La sanction s’inscrit dans un climat social déjà tendu. Le 16 septembre, des salariés de l’Avitarelle — Samu social en tête — avaient participé à une journée de grève contre les coupes budgétaires dans le secteur médico-social. « On n’ouvre plus de places d’hébergement pour la grande précarité, il y a de plus en plus de personnes à la rue, de moins en moins de gens sur le terrain, et de moins en moins de places d’hôtel », constate amèrement Charlie. Son regard sur la direction de son association est désabusé : « c’est comme les politiques, on se dit que c’est parce qu’ils ne savent pas. En réalité je crois qu’ils savent mais qu’ils s’en foutent. Eux ils gèrent des chiffres, nous on travaille avec de l’humain ».
Toujours dans ce contexte de tensions autour des coupes budgétaires, ce sont parfois les associations qui sont dans le viseur des autorités et des financeurs. C’est le cas de l’association AREA, qui s’occupe d’habitants de bidonvilles à Montpellier. Au mois de septembre, des salariés de l’association s’étaient mis en grève pour protester contre la politique de l’État et de la ville de Montpellier quant aux expulsions et aux manquements en matière de relogement. Moins de deux mois plus tard, l’association perd les financements pour ses missions auprès des habitants des bidonvilles en 2026. Une dizaine de salariés perdront leur emploi à la fin du mois de décembre.

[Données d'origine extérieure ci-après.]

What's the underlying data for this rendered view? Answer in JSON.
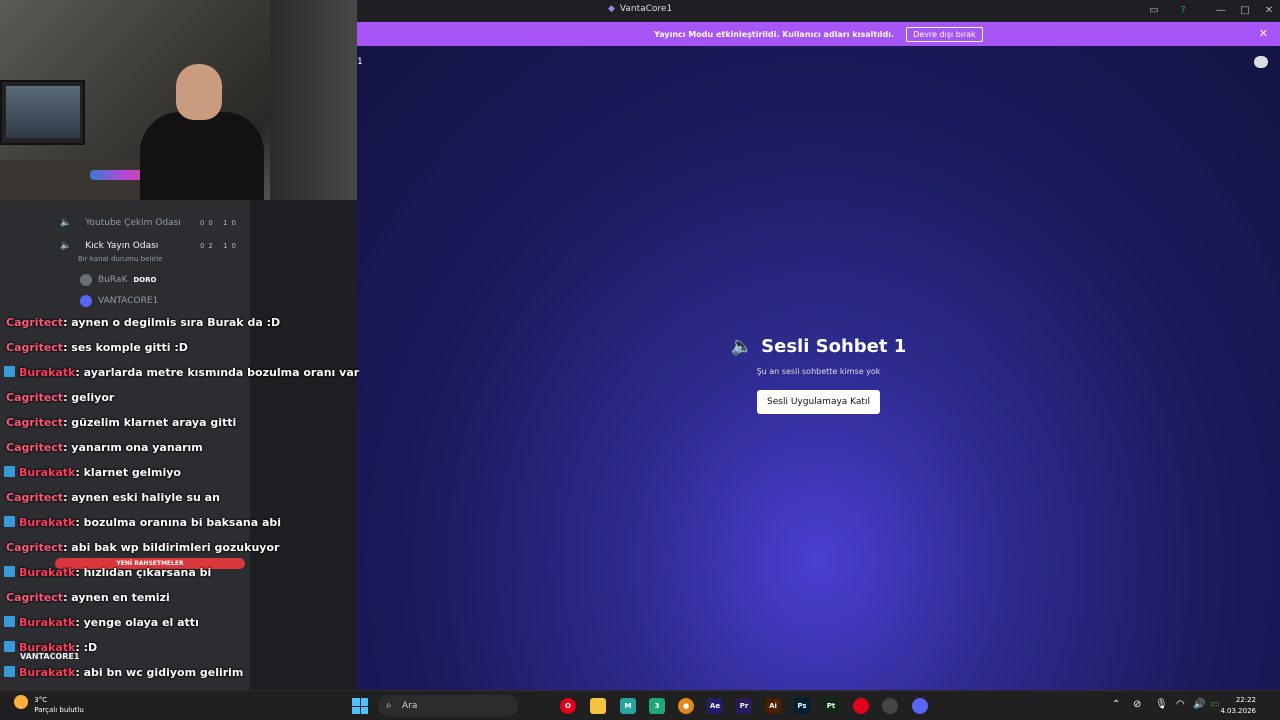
{
  "window": {
    "title": "VantaCore1"
  },
  "banner": {
    "message": "Yayıncı Modu etkinleştirildi. Kullanıcı adları kısaltıldı.",
    "disable_button": "Devre dışı bırak"
  },
  "main": {
    "indicator": "1",
    "heading": "Sesli Sohbet 1",
    "subtitle": "Şu an sesli sohbette kimse yok",
    "join_button": "Sesli Uygulamaya Katıl"
  },
  "sidebar": {
    "channels": [
      {
        "label": "Youtube Çekim Odası",
        "count": "00 10"
      },
      {
        "label": "Kıck Yayın Odası",
        "count": "02 10"
      }
    ],
    "channel_status": "Bir kanal durumu belirle",
    "members": [
      {
        "name": "BuRaK",
        "tag": "DORO"
      },
      {
        "name": "VANTACORE1",
        "tag": ""
      }
    ],
    "mentions_label": "YENİ BAHSETMELER",
    "current_user": "VANTACORE1"
  },
  "chat": {
    "messages": [
      {
        "user": "Cagritect",
        "kind": "c",
        "text": ": aynen o degilmis sıra Burak da :D"
      },
      {
        "user": "Cagritect",
        "kind": "c",
        "text": ": ses komple gitti :D"
      },
      {
        "user": "Burakatk",
        "kind": "b",
        "text": ": ayarlarda metre kısmında bozulma oranı var"
      },
      {
        "user": "Cagritect",
        "kind": "c",
        "text": ": geliyor"
      },
      {
        "user": "Cagritect",
        "kind": "c",
        "text": ": güzelim klarnet araya gitti"
      },
      {
        "user": "Cagritect",
        "kind": "c",
        "text": ": yanarım ona yanarım"
      },
      {
        "user": "Burakatk",
        "kind": "b",
        "text": ": klarnet gelmiyo"
      },
      {
        "user": "Cagritect",
        "kind": "c",
        "text": ": aynen eski haliyle su an"
      },
      {
        "user": "Burakatk",
        "kind": "b",
        "text": ": bozulma oranına bi baksana abi"
      },
      {
        "user": "Cagritect",
        "kind": "c",
        "text": ": abi bak wp bildirimleri gozukuyor"
      },
      {
        "user": "Burakatk",
        "kind": "b",
        "text": ": hızlıdan çıkarsana bi"
      },
      {
        "user": "Cagritect",
        "kind": "c",
        "text": ": aynen en temizi"
      },
      {
        "user": "Burakatk",
        "kind": "b",
        "text": ": yenge olaya el attı"
      },
      {
        "user": "Burakatk",
        "kind": "b",
        "text": ": :D"
      },
      {
        "user": "Burakatk",
        "kind": "b",
        "text": ": abi bn wc gidiyom gelirim"
      }
    ]
  },
  "taskbar": {
    "weather_temp": "3°C",
    "weather_desc": "Parçalı bulutlu",
    "search_placeholder": "Ara",
    "time": "22:22",
    "date": "4.03.2026",
    "apps": [
      {
        "name": "file-explorer-icon",
        "glyph": "",
        "color": "#f5c242"
      },
      {
        "name": "adobe-ae-icon",
        "glyph": "Ae",
        "color": "#1f1f6b"
      },
      {
        "name": "adobe-pr-icon",
        "glyph": "Pr",
        "color": "#2a1a5e"
      },
      {
        "name": "adobe-ai-icon",
        "glyph": "Ai",
        "color": "#4a1f00"
      },
      {
        "name": "adobe-ps-icon",
        "glyph": "Ps",
        "color": "#001e36"
      },
      {
        "name": "adobe-pt-icon",
        "glyph": "Pt",
        "color": "#0e2a12"
      }
    ]
  }
}
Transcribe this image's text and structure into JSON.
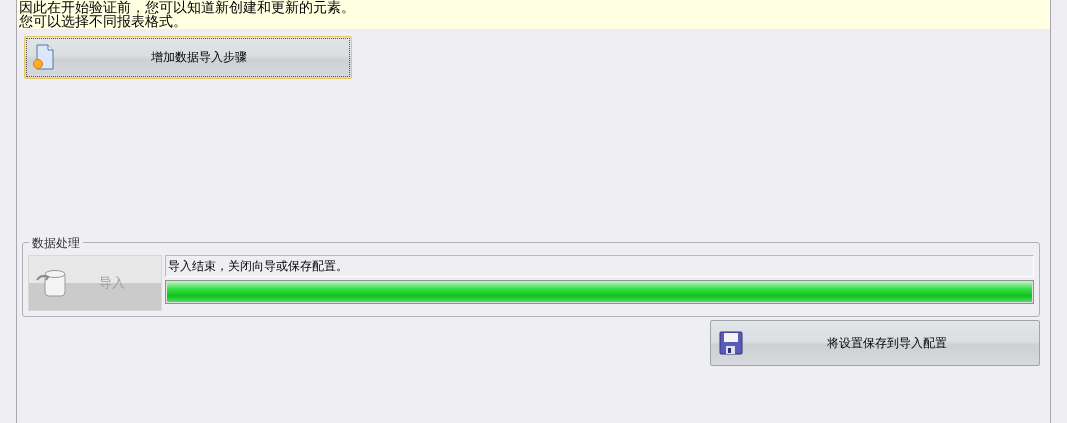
{
  "info_panel": {
    "lines": [
      "因此在开始验证前，您可以知道新创建和更新的元素。",
      "您可以选择不同报表格式。"
    ]
  },
  "add_step_button": {
    "label": "增加数据导入步骤",
    "focused": true
  },
  "data_processing": {
    "title": "数据处理",
    "import_button": {
      "label": "导入",
      "disabled": true
    },
    "status": "导入结束，关闭向导或保存配置。",
    "progress": {
      "level": 1
    }
  },
  "save_button": {
    "label": "将设置保存到导入配置"
  }
}
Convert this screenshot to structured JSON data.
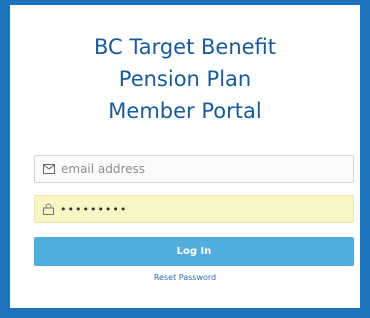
{
  "title": {
    "line1": "BC Target Benefit",
    "line2": "Pension Plan",
    "line3": "Member Portal"
  },
  "email": {
    "placeholder": "email address",
    "value": "",
    "icon": "envelope-icon"
  },
  "password": {
    "value": "xxxxxxxxx",
    "icon": "lock-icon"
  },
  "login_button": {
    "label": "Log In"
  },
  "reset_link": {
    "label": "Reset Password"
  },
  "colors": {
    "background": "#1d73bd",
    "title": "#1a5a99",
    "button": "#52aedf",
    "password_fill": "#f8f6c5",
    "link": "#2a6fb4"
  }
}
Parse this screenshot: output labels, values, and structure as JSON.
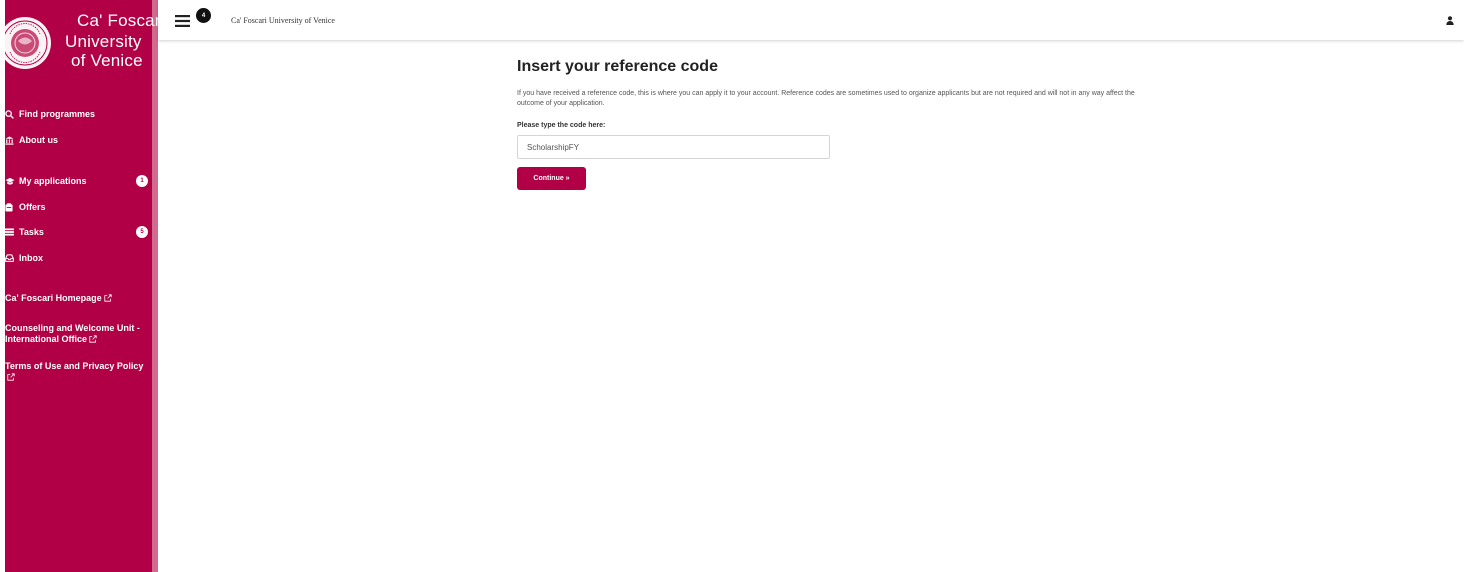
{
  "brand": {
    "line1": "Ca' Foscari",
    "line2": "University",
    "line3": "of Venice",
    "seal_icon": "university-seal-icon"
  },
  "sidebar": {
    "items": [
      {
        "label": "Find programmes",
        "icon": "search-icon"
      },
      {
        "label": "About us",
        "icon": "institution-icon"
      },
      {
        "label": "My applications",
        "icon": "graduation-cap-icon",
        "badge": "1"
      },
      {
        "label": "Offers",
        "icon": "offer-icon"
      },
      {
        "label": "Tasks",
        "icon": "list-icon",
        "badge": "5"
      },
      {
        "label": "Inbox",
        "icon": "inbox-icon"
      }
    ],
    "links": [
      {
        "label": "Ca' Foscari Homepage",
        "icon": "external-link-icon"
      },
      {
        "label": "Counseling and Welcome Unit - International Office",
        "icon": "external-link-icon"
      },
      {
        "label": "Terms of Use and Privacy Policy",
        "icon": "external-link-icon"
      }
    ]
  },
  "topbar": {
    "menu_icon": "hamburger-icon",
    "notification_count": "4",
    "title": "Ca' Foscari University of Venice",
    "user_icon": "user-icon"
  },
  "main": {
    "title": "Insert your reference code",
    "description": "If you have received a reference code, this is where you can apply it to your account. Reference codes are sometimes used to organize applicants but are not required and will not in any way affect the outcome of your application.",
    "field_label": "Please type the code here:",
    "code_value": "ScholarshipFY",
    "continue_label": "Continue »"
  },
  "colors": {
    "brand": "#b10045",
    "sidebar_edge": "#d06b8d",
    "white": "#ffffff"
  }
}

A Montpellier, le médico-social mobilisé depuis des mois contre les coupes budgétaires
En juin 2025, le conseil départemental de l’Hérault, en plus des coupes sombres dans la culture, avait annoncé la suppression de 35 % des effectifs, déjà en tension, de la prévention spécialisée de l’Hérault (APS34). Plusieurs antennes dans les villes de Sète, Béziers ou Frontignan étaient promises à la fermeture. Dès lors, les journées de mobilisation se sont enchaînées avant et après l’été, souvent avec des salariés d’autres structures menacées elles aussi par des suppressions de postes. Dès le mois de juin, une « coordination du social » est née, qui regroupe des salariés mobilisés du secteur médico-social issus de différentes associations.
Après près de six mois d’action du secteur social, l’heure est à la répression dans les associations. Et ce, avant que le projet de loi de finances de la Sécurité sociale pour 2026 ne dégrade davantage les financements alloués au travail social. Avant aussi que le dispositif Serafin-PH – équivalent de la tarification à l’acte qui a été délétère pour l’hôpital public – ne se généralise dans les services médico-sociaux qui accompagnent des personnes en situation de handicap.
« Avec les restrictions budgétaires et les tensions que cela provoque, le management est de plus en plus dur et les motifs de licenciement sont injustifiés », analyse José Théron, secrétaire de la CGT Action sociale à Montpellier.